The BSCP merged with the Brotherhood of Railway Clerks in 1978. But the labor movement continues to play the same vital role for the Black community.
Union households have at least one person covered by a union contract and have more wealth than their non-union counterparts. Within Black union households, the median wealth has been around $101,000 compared to $29,000 for non-union households.
“The fact of the matter is that the Black middle class was essentially built by the labor movement,” Redmond says. “What we see is that people are fed up, including Black workers, by not being able to share in the wealth they help create on these jobs every day.”
Sustaining the ‘Union Boom’
The unionization rate is far from what it used to be because of obstacles from companies and politicians.
Nevertheless, union advocates persist and recommend steps to take as a nation to increase the number of unions and unionized workers.
The National Labor Relations Board, an independent federal agency created to enforce the National Labor Relations Act, recently announced a new framework for union representation proceedings.
Under the framework, employers must promptly recognize and bargain with the union or file a petition for an election. However, if the employer commits unfair labor practices, the election petition will be dismissed, and the NLRB will order the employer to recognize and bargain with the union.
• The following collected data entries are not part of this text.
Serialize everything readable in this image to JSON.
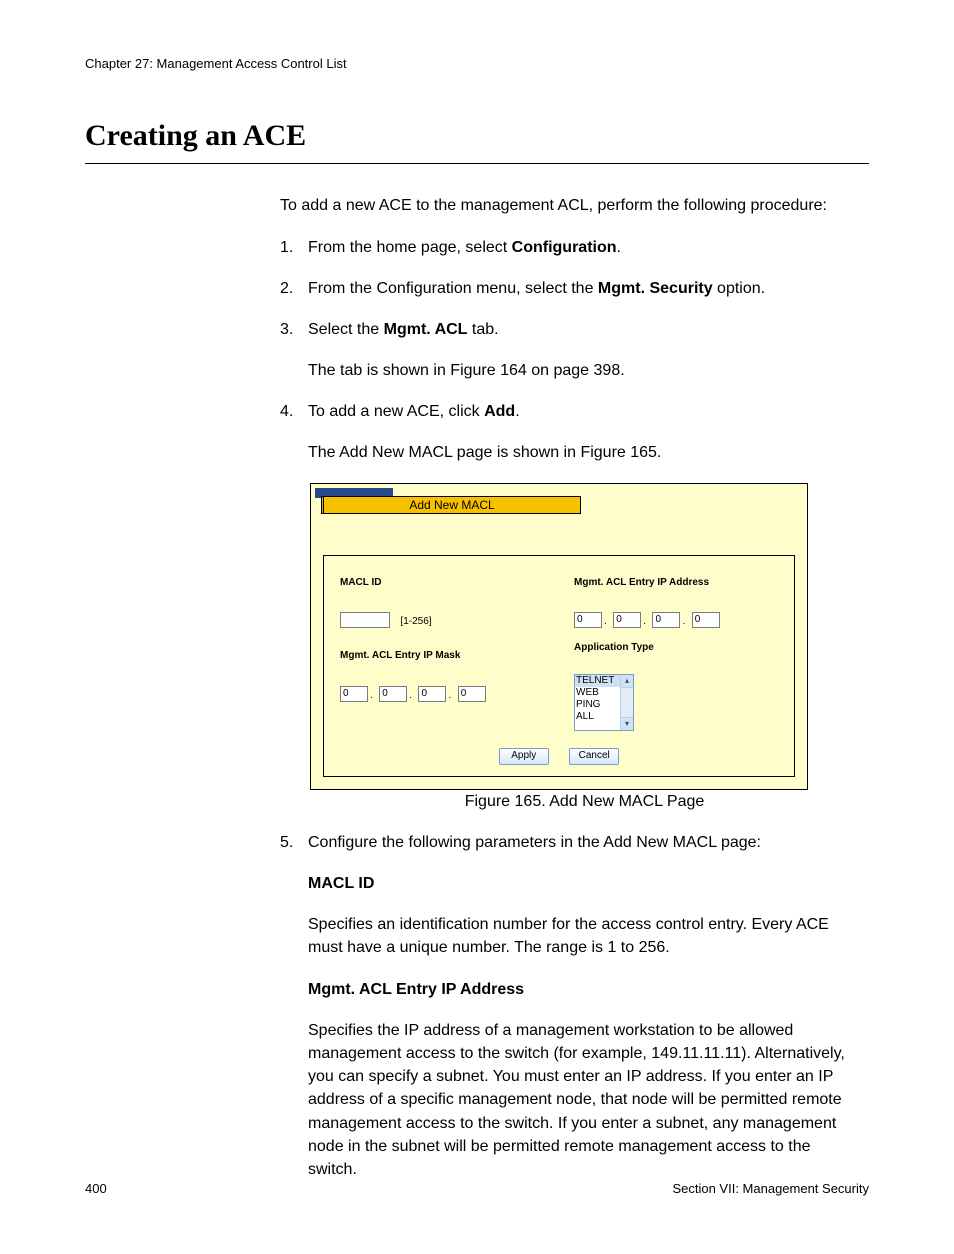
{
  "header": {
    "chapter_line": "Chapter 27: Management Access Control List"
  },
  "section": {
    "title": "Creating an ACE"
  },
  "intro": "To add a new ACE to the management ACL, perform the following procedure:",
  "steps": [
    {
      "n": "1.",
      "pre": "From the home page, select ",
      "bold": "Configuration",
      "post": "."
    },
    {
      "n": "2.",
      "pre": "From the Configuration menu, select the ",
      "bold": "Mgmt. Security",
      "post": " option."
    },
    {
      "n": "3.",
      "pre": "Select the ",
      "bold": "Mgmt. ACL",
      "post": " tab.",
      "sub": "The tab is shown in Figure 164 on page 398."
    },
    {
      "n": "4.",
      "pre": "To add a new ACE, click ",
      "bold": "Add",
      "post": ".",
      "sub": "The Add New MACL page is shown in Figure 165."
    }
  ],
  "figure": {
    "tab_title": "Add New MACL",
    "fields": {
      "macl_id_label": "MACL ID",
      "macl_id_value": "",
      "macl_id_hint": "[1-256]",
      "mask_label": "Mgmt. ACL Entry IP Mask",
      "mask_octets": [
        "0",
        "0",
        "0",
        "0"
      ],
      "addr_label": "Mgmt. ACL Entry IP Address",
      "addr_octets": [
        "0",
        "0",
        "0",
        "0"
      ],
      "apptype_label": "Application Type",
      "apptype_options": [
        "TELNET",
        "WEB",
        "PING",
        "ALL"
      ]
    },
    "buttons": {
      "apply": "Apply",
      "cancel": "Cancel"
    },
    "caption": "Figure 165. Add New MACL Page"
  },
  "step5": {
    "n": "5.",
    "text": "Configure the following parameters in the Add New MACL page:"
  },
  "params": {
    "p1_title": "MACL ID",
    "p1_body": "Specifies an identification number for the access control entry. Every ACE must have a unique number. The range is 1 to 256.",
    "p2_title": "Mgmt. ACL Entry IP Address",
    "p2_body": "Specifies the IP address of a management workstation to be allowed management access to the switch (for example, 149.11.11.11). Alternatively, you can specify a subnet. You must enter an IP address. If you enter an IP address of a specific management node, that node will be permitted remote management access to the switch. If you enter a subnet, any management node in the subnet will be permitted remote management access to the switch."
  },
  "footer": {
    "page_no": "400",
    "section_label": "Section VII: Management Security"
  }
}
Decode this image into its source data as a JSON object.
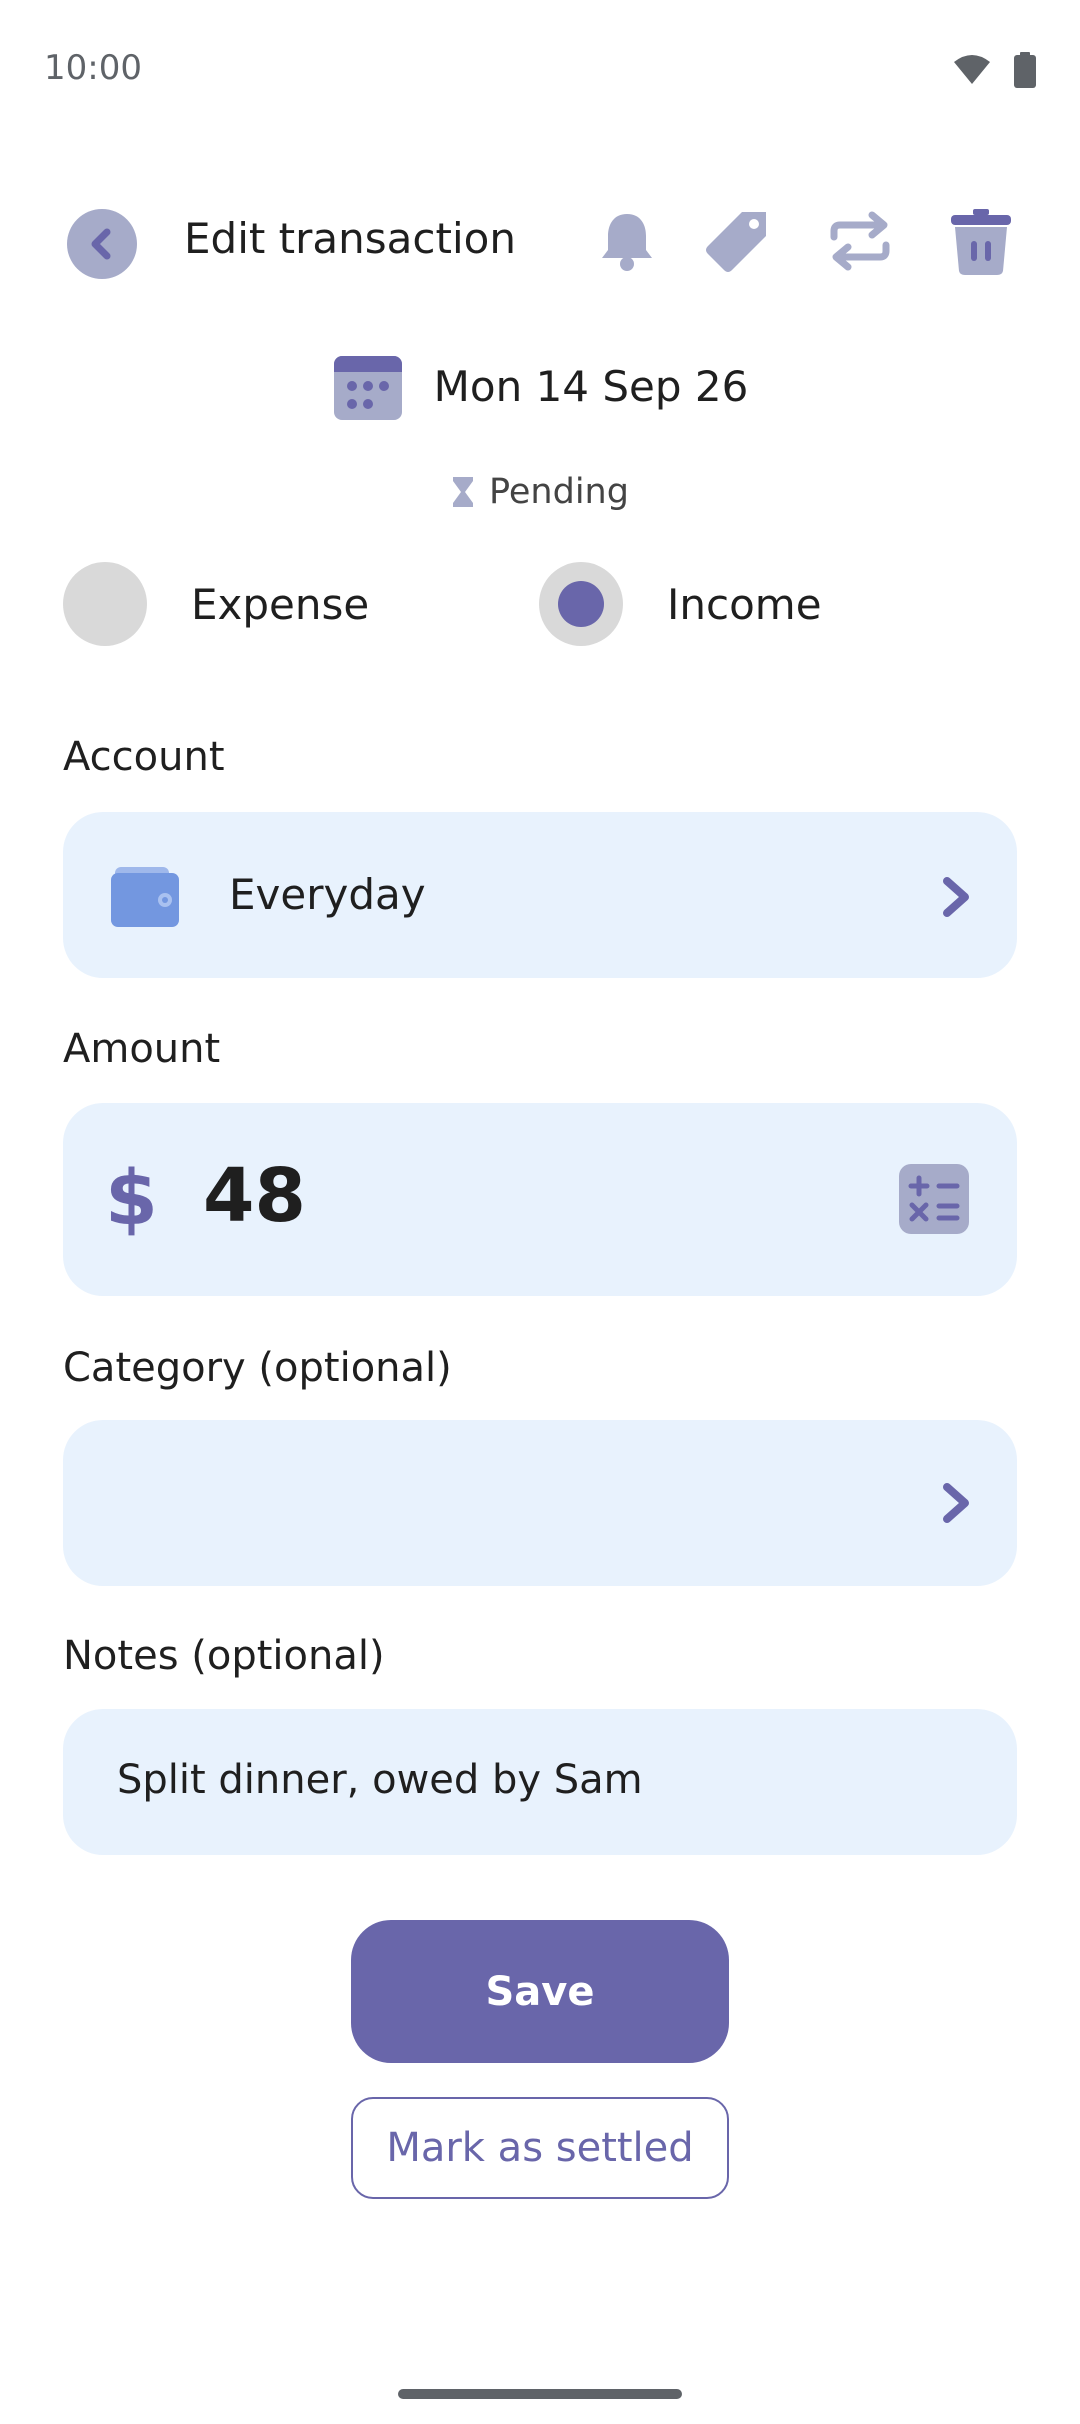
{
  "status_bar": {
    "time": "10:00"
  },
  "header": {
    "title": "Edit transaction",
    "icons": [
      "chevron-left-icon",
      "bell-icon",
      "tag-icon",
      "repeat-icon",
      "trash-icon"
    ]
  },
  "date": {
    "label": "Mon 14 Sep 26"
  },
  "status": {
    "label": "Pending"
  },
  "type_selector": {
    "options": [
      {
        "label": "Expense",
        "selected": false
      },
      {
        "label": "Income",
        "selected": true
      }
    ]
  },
  "account": {
    "section_label": "Account",
    "value": "Everyday"
  },
  "amount": {
    "section_label": "Amount",
    "currency_symbol": "$",
    "value": "48"
  },
  "category": {
    "section_label": "Category (optional)",
    "value": ""
  },
  "notes": {
    "section_label": "Notes (optional)",
    "value": "Split dinner, owed by Sam"
  },
  "actions": {
    "save_label": "Save",
    "settle_label": "Mark as settled"
  },
  "colors": {
    "accent": "#6966aa",
    "field_bg": "#e8f2fd",
    "icon_muted": "#a6abc9"
  }
}
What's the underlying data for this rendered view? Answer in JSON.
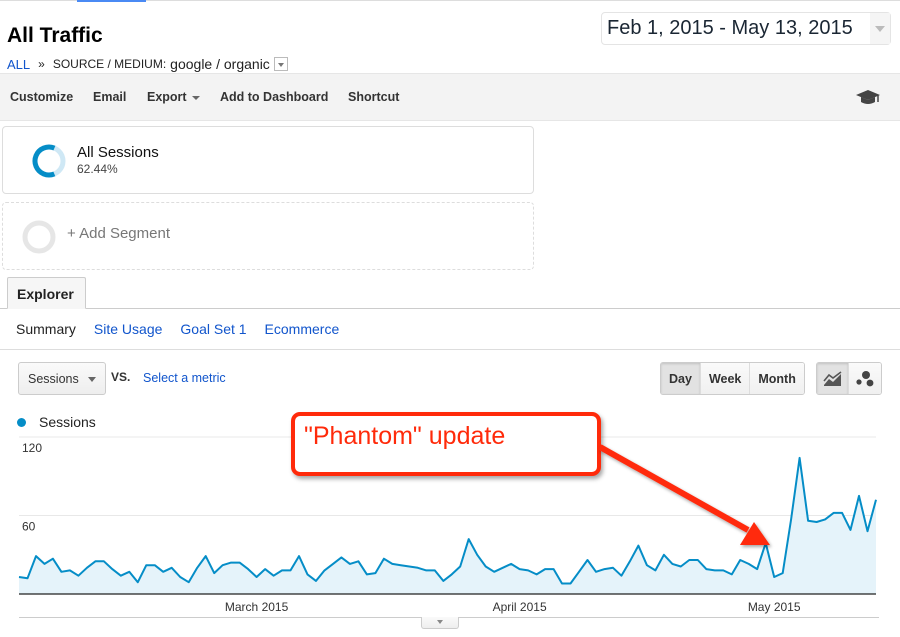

From the perspective of Moore and Redmond, this recent move from the NLRB is a step in the right direction, but Congress needs to act further.
Both EPI and the AFL-CIO believe in the power of the bipartisan Protecting the Right to Organize (PRO) Act, which would protect workers’ right to unionize and bargain for better pay and benefits. The Public Service Freedom to Negotiate Act also provides public employees collective bargaining rights and procedures.
When employers and the government make it difficult for workers to unionize, Moore says it goes against the democratic representation that was a pillar in the nation’s founding.
“If we live in a democracy, then it should be up to the folks who live there to decide how they want to be represented and if they want to get to the table and negotiate,” he says. “And they should be able to do that without being impeded in their effort to even get to the table in the first place.”